After a season of drug abuse, adultery and other transgressions, “Nurse Jackie” returns for a final season tonight (April 12) on Showtime. When we encounter Jackie (Edie Falco), the ER nurse and addict is locked up in a holding cell in Queens, in withdrawal from opiates and seemingly as low as she can go. For Jackie, good and evil have always been about context: She has saved people or let them die based on her own code of ethics outside the law. Where does her trajectory go from here? Things can’t get much worse … can they? On the plus side, she at least has a trajectory.

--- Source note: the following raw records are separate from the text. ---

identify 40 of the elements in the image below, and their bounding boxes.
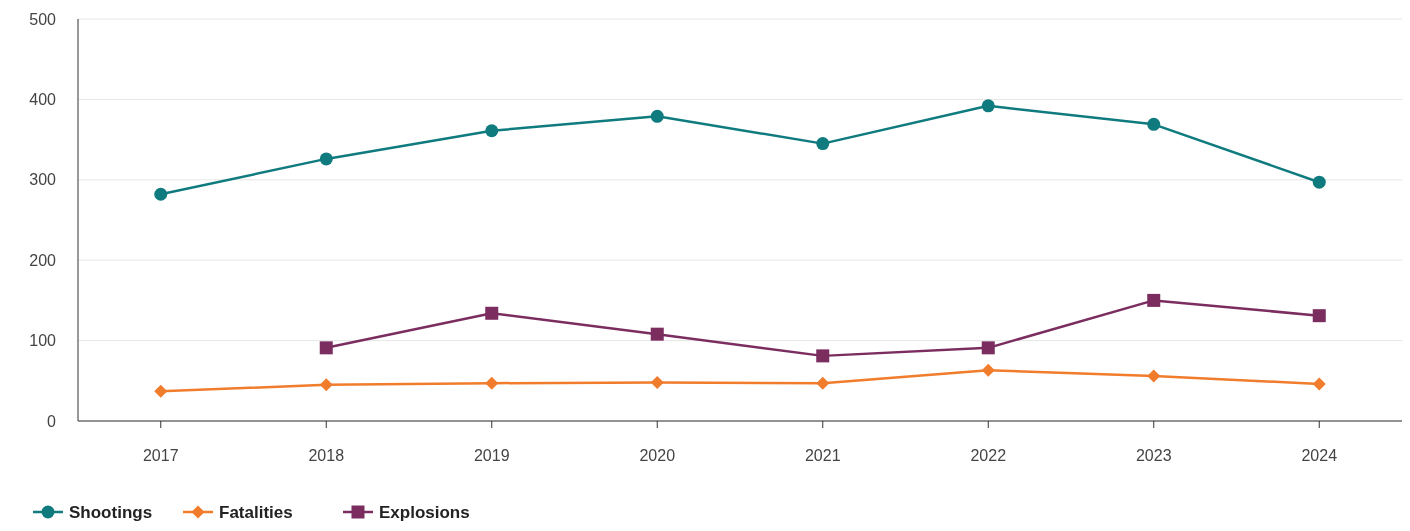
point [816, 376, 830, 390]
y-tick-label: 200 [29, 251, 57, 269]
y-tick-label: 500 [29, 10, 57, 28]
point [650, 327, 664, 341]
point [319, 378, 333, 392]
point [319, 341, 333, 355]
point [981, 341, 995, 355]
point [1312, 309, 1326, 323]
x-tick-label: 2023 [1135, 447, 1172, 464]
point [154, 187, 168, 201]
point [1147, 293, 1161, 307]
point [816, 137, 830, 151]
y-tick-label: 100 [29, 332, 57, 350]
point [650, 109, 664, 123]
point [650, 375, 664, 389]
x-tick-label: 2021 [804, 447, 841, 464]
y-tick-label: 0 [47, 412, 57, 430]
point [981, 99, 995, 113]
x-tick-label: 2017 [142, 447, 179, 464]
point [485, 124, 499, 138]
y-tick-label: 300 [29, 171, 57, 189]
legend-label: Fatalities [219, 503, 293, 522]
x-tick-label: 2018 [308, 447, 345, 464]
legend-label: Explosions [379, 503, 470, 522]
point [981, 363, 995, 377]
point [1147, 369, 1161, 383]
point [154, 384, 168, 398]
point [1312, 377, 1326, 391]
x-tick-label: 2020 [639, 447, 676, 464]
y-tick-label: 400 [29, 91, 57, 108]
point [319, 152, 333, 166]
point [816, 349, 830, 363]
x-tick-label: 2022 [970, 447, 1007, 464]
x-tick-label: 2019 [473, 447, 510, 464]
point [485, 306, 499, 320]
point [1312, 175, 1326, 189]
point [485, 376, 499, 390]
point [1147, 117, 1161, 131]
legend-label: Shootings [69, 503, 153, 522]
x-tick-label: 2024 [1301, 447, 1338, 464]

And let’s not forget the violent “Vikings” heroines on the History Channel. They’re warrior-princesses who don’t just stand around looking sexy while male characters push the narrative forward.
“Girls” trouble
A more nuanced case is Lena Dunham’s Hannah on “Girls” who this year finally turned away from the toxic boyfriend to pursue a seemingly healthier relationship. Now in its fourth season, the show is divisive: it stands accused of championing an ugly millennial version of nihilism more than feminism; it is also perfectly relatable to younger women. Adrift and uncaring, the women in this show are unlike the more established (i.e., “older”) women of “Sex and the City,” who had careers and fixed identities from the start. While the “Girls” season finale was titled “The Girls Grow Up,” the evidence was unconvincing.
To Nygaard, “Girls” presents an unhappy picture of “a post-feminist dystopia.” The girls embraced sexual freedom and equality in a big way, only to run into failure and disappointment. We can argue endlessly whether “Girls” is post-feminist, anti-feminist, or something else entirely. The fact that it challenges easy categorization makes it interesting.
While the trend toward more diverse women’s roles on TV is positive, Nygaard believes, she stops short of saying these shows or characters are making real strides towards “breaking down patriarchy.”
Media representations are important in changing cultural expectations, she said, but they’re not yet changing the inequalities that touch real women’s lives.